I'd also have some interest in an SLK, as a replacement for my 300ZX.
I maintain my cars very well, and we average ~19,000 per year for the three of them combined, so I don't need to make any changes. Still, you never know, especially with older cars, when you might have to replace one quickly. For example, a relatively minor accident could total an older car. You usually have advance notice regarding the failure of a major component (engine or transmission), but not always. Also, sometimes several small things fail or don't work right, and together they might equal the cost of repairing a major component, so you decide that its time to trade that car. This is a wordy way of saying that it's good to be prepared. That means having an idea of which car(s) would be suitable replacements for the one(s) you currently drive.
I know a couple people with later (04-05) W203 C230 kompressor cars, and they haven't had any real problems, those cars seem to be well sorted. But the earlier ones can be glitchy. I think the current (05+) SLK has been decent too...but if you are tall, you won't like it...I didn't like the one I sat in anyway.
I don't know if any of these cars will have Japanese reliability when it comes to electronics, and servicing has to be more as well. I think that shocks some people.
Shifty the Host
I was thinking of getting the EGR removal kit, but noticed that my EGR was already disabled (good!). The vacuum line going into the EGR was removed and the EGR opening was closed up by a screw. However, the end of the vacuum line (that originally went into the EGR) was open, so I thought it would be better to plug that up too, so I put in a screw to close it. I also put a couple of golf T's in the black control box since I noticed there were a couple of open ports.
I take it for a drive, and everything is A-ok (I thought shifting was better- but maybe just an illusion).
Anyway- I come back, turn off the key and voila! engine does not shut off. Had to shut it off manually. I must have affected something; so of course I remove the screw and the 2 golf T's that I had put in, and the engine still refuses to shut off.
What could have happened? any ideas? All I did was try to plug up some open vac. lines!! Even after restoring them to the previous status, why does the engine still not shut off?
There are these tiny tiny vacuum lines over the valve cover, on the driver's side. If you are working on the engine, these always seem to come loose from their fragile plastic connectors.
You know where the manual shut off is for the engine, right?

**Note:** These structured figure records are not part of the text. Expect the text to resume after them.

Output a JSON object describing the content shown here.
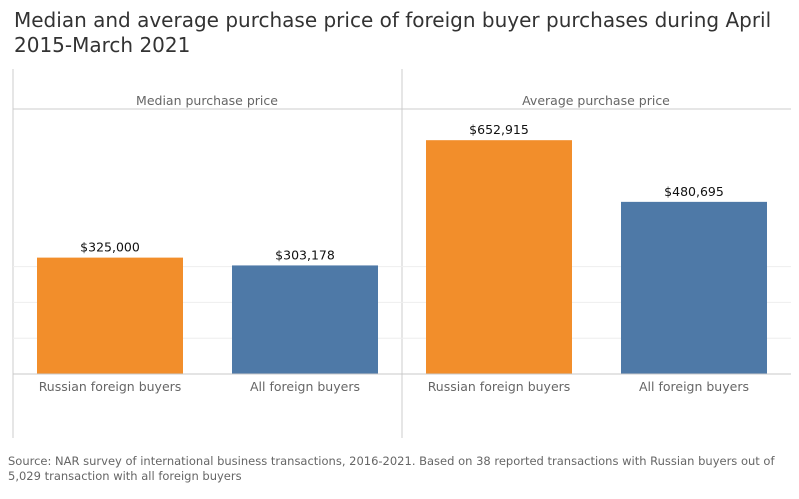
{
  "title": "Median and average purchase price of foreign buyer purchases during April 2015-March 2021",
  "source_note": "Source: NAR survey of international business transactions, 2016-2021. Based on 38 reported transactions with Russian buyers out of 5,029 transaction with all foreign buyers",
  "chart_data": {
    "type": "bar",
    "categories": [
      "Russian foreign buyers",
      "All foreign buyers"
    ],
    "panels": [
      {
        "header": "Median purchase price",
        "values": [
          325000,
          303178
        ],
        "labels": [
          "$325,000",
          "$303,178"
        ]
      },
      {
        "header": "Average purchase price",
        "values": [
          652915,
          480695
        ],
        "labels": [
          "$652,915",
          "$480,695"
        ]
      }
    ],
    "colors": {
      "Russian foreign buyers": "#f28e2b",
      "All foreign buyers": "#4e79a7"
    },
    "ylim": [
      0,
      740000
    ],
    "grid": true,
    "axis_text_color": "#666666"
  }
}
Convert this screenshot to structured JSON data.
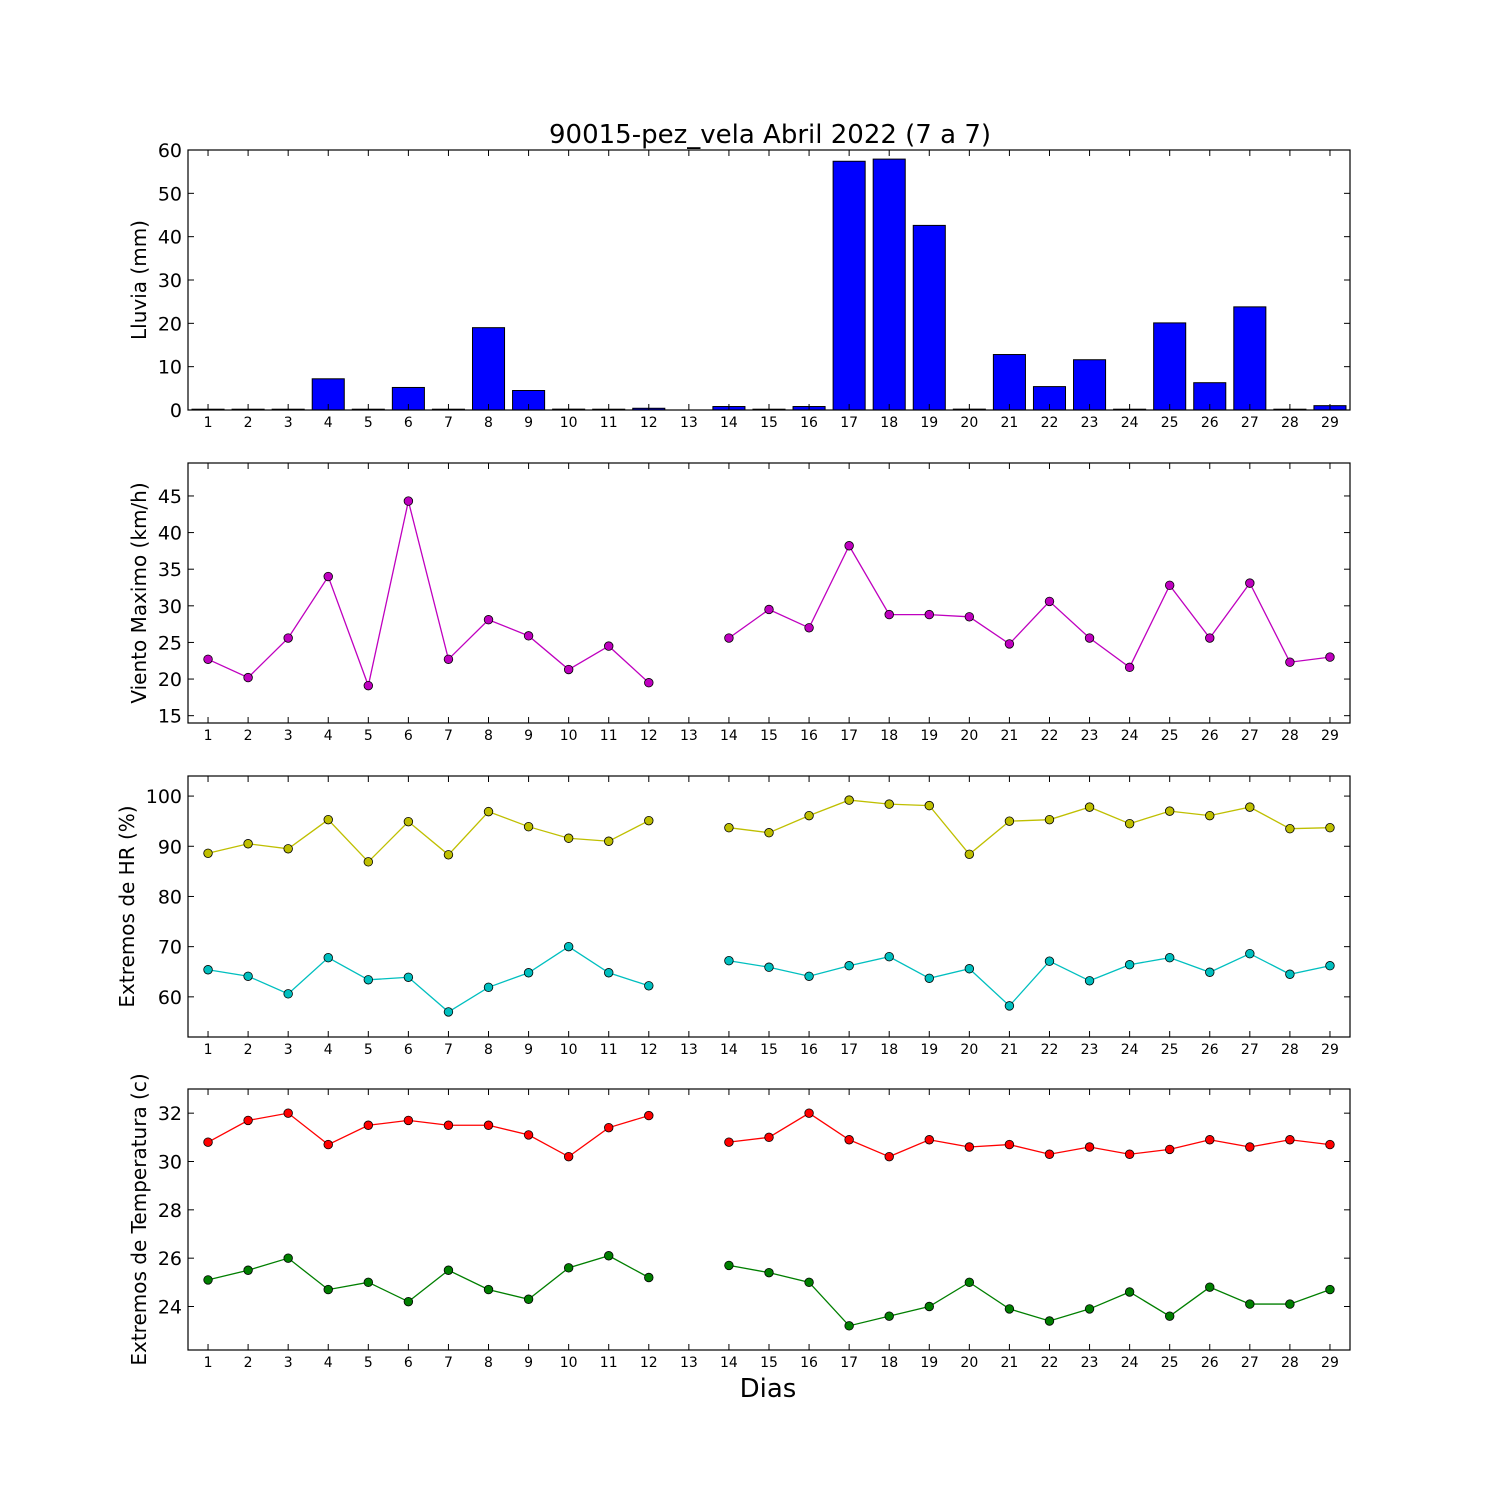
{
  "title": "90015-pez_vela Abril 2022  (7 a 7)",
  "xlabel": "Dias",
  "days": [
    1,
    2,
    3,
    4,
    5,
    6,
    7,
    8,
    9,
    10,
    11,
    12,
    13,
    14,
    15,
    16,
    17,
    18,
    19,
    20,
    21,
    22,
    23,
    24,
    25,
    26,
    27,
    28,
    29
  ],
  "chart_data": [
    {
      "type": "bar",
      "ylabel": "Lluvia (mm)",
      "ylim": [
        0,
        60
      ],
      "yticks": [
        0,
        10,
        20,
        30,
        40,
        50,
        60
      ],
      "grid": false,
      "series": [
        {
          "name": "",
          "color": "#0000ff",
          "values": [
            0,
            0,
            0,
            7.2,
            0,
            5.2,
            0,
            19.0,
            4.5,
            0.2,
            0,
            0.4,
            null,
            0.8,
            0,
            0.8,
            57.4,
            57.9,
            42.6,
            0.2,
            12.8,
            5.4,
            11.6,
            0,
            20.1,
            6.3,
            23.8,
            0,
            1.0
          ]
        }
      ]
    },
    {
      "type": "line",
      "ylabel": "Viento Maximo (km/h)",
      "ylim": [
        14,
        49.5
      ],
      "yticks": [
        15,
        20,
        25,
        30,
        35,
        40,
        45
      ],
      "grid": false,
      "series": [
        {
          "name": "",
          "color": "#bf00bf",
          "values": [
            22.7,
            20.2,
            25.6,
            34.0,
            19.1,
            44.3,
            22.7,
            28.1,
            25.9,
            21.3,
            24.5,
            19.5,
            null,
            25.6,
            29.5,
            27.0,
            38.2,
            28.8,
            28.8,
            28.5,
            24.8,
            30.6,
            25.6,
            21.6,
            32.8,
            25.6,
            33.1,
            22.3,
            23.0
          ]
        }
      ]
    },
    {
      "type": "line",
      "ylabel": "Extremos de HR (%)",
      "ylim": [
        52,
        104
      ],
      "yticks": [
        60,
        70,
        80,
        90,
        100
      ],
      "grid": false,
      "series": [
        {
          "name": "",
          "color": "#bfbf00",
          "values": [
            88.6,
            90.5,
            89.5,
            95.3,
            86.9,
            94.9,
            88.3,
            96.9,
            93.9,
            91.6,
            91.0,
            95.1,
            null,
            93.7,
            92.7,
            96.1,
            99.2,
            98.4,
            98.1,
            88.4,
            95.0,
            95.3,
            97.8,
            94.5,
            97.0,
            96.1,
            97.8,
            93.5,
            93.7
          ]
        },
        {
          "name": "",
          "color": "#00bfbf",
          "values": [
            65.4,
            64.1,
            60.6,
            67.8,
            63.4,
            63.9,
            57.0,
            61.9,
            64.8,
            70.0,
            64.8,
            62.2,
            null,
            67.2,
            65.9,
            64.1,
            66.2,
            68.0,
            63.7,
            65.6,
            58.2,
            67.1,
            63.2,
            66.4,
            67.8,
            64.9,
            68.6,
            64.5,
            66.2
          ]
        }
      ]
    },
    {
      "type": "line",
      "ylabel": "Extremos de Temperatura (c)",
      "ylim": [
        22.2,
        33.0
      ],
      "yticks": [
        24,
        26,
        28,
        30,
        32
      ],
      "grid": false,
      "series": [
        {
          "name": "",
          "color": "#ff0000",
          "values": [
            30.8,
            31.7,
            32.0,
            30.7,
            31.5,
            31.7,
            31.5,
            31.5,
            31.1,
            30.2,
            31.4,
            31.9,
            null,
            30.8,
            31.0,
            32.0,
            30.9,
            30.2,
            30.9,
            30.6,
            30.7,
            30.3,
            30.6,
            30.3,
            30.5,
            30.9,
            30.6,
            30.9,
            30.7
          ]
        },
        {
          "name": "",
          "color": "#007f00",
          "values": [
            25.1,
            25.5,
            26.0,
            24.7,
            25.0,
            24.2,
            25.5,
            24.7,
            24.3,
            25.6,
            26.1,
            25.2,
            null,
            25.7,
            25.4,
            25.0,
            23.2,
            23.6,
            24.0,
            25.0,
            23.9,
            23.4,
            23.9,
            24.6,
            23.6,
            24.8,
            24.1,
            24.1,
            24.7
          ]
        }
      ]
    }
  ]
}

What do you think about removing the EGR valve and blocking off the exhaust and intake using one of those kits?
Along those lines, any comment on removing the air filter box and replacing it with the direct air intake kit?
I also now plugged up the open EGR line with a screw; and shifting- though very good before- is even better now; real smooth and not hard. I can barely feel the shift into 3 and 4.
Anybody have comments on replacing the standard air box with the "high performance" direct air kit with the K&N filter?
No, I think K&N is a complete waste of money on a diesel--there is no air throttle regulation on a diesel--all you are doing is adding fuel.
And yes, I tried it on mine and it makes no difference whatsoever.
I have another question though: Even though the vacuum line to the EGR valve is no longer connected, is the exhaust still going into the engine intake thru' the EGR? My thinking here is if any soot/ crud is going into the intake, will it be helpful to remove the EGR and block off both ends- the exhaust as well as the intake where the EGR connected, in order to prevent carbon deposits from going back in? There's a kit on ebay for $30 that does this, and seems simple enough.
If it's running okay, I wouldn't mess with it. Your car is emissions-exempt anyway.
I tried to get to the voltage regulator behind the alternator; but just couldn't get to 1 screw to remove it- gave up.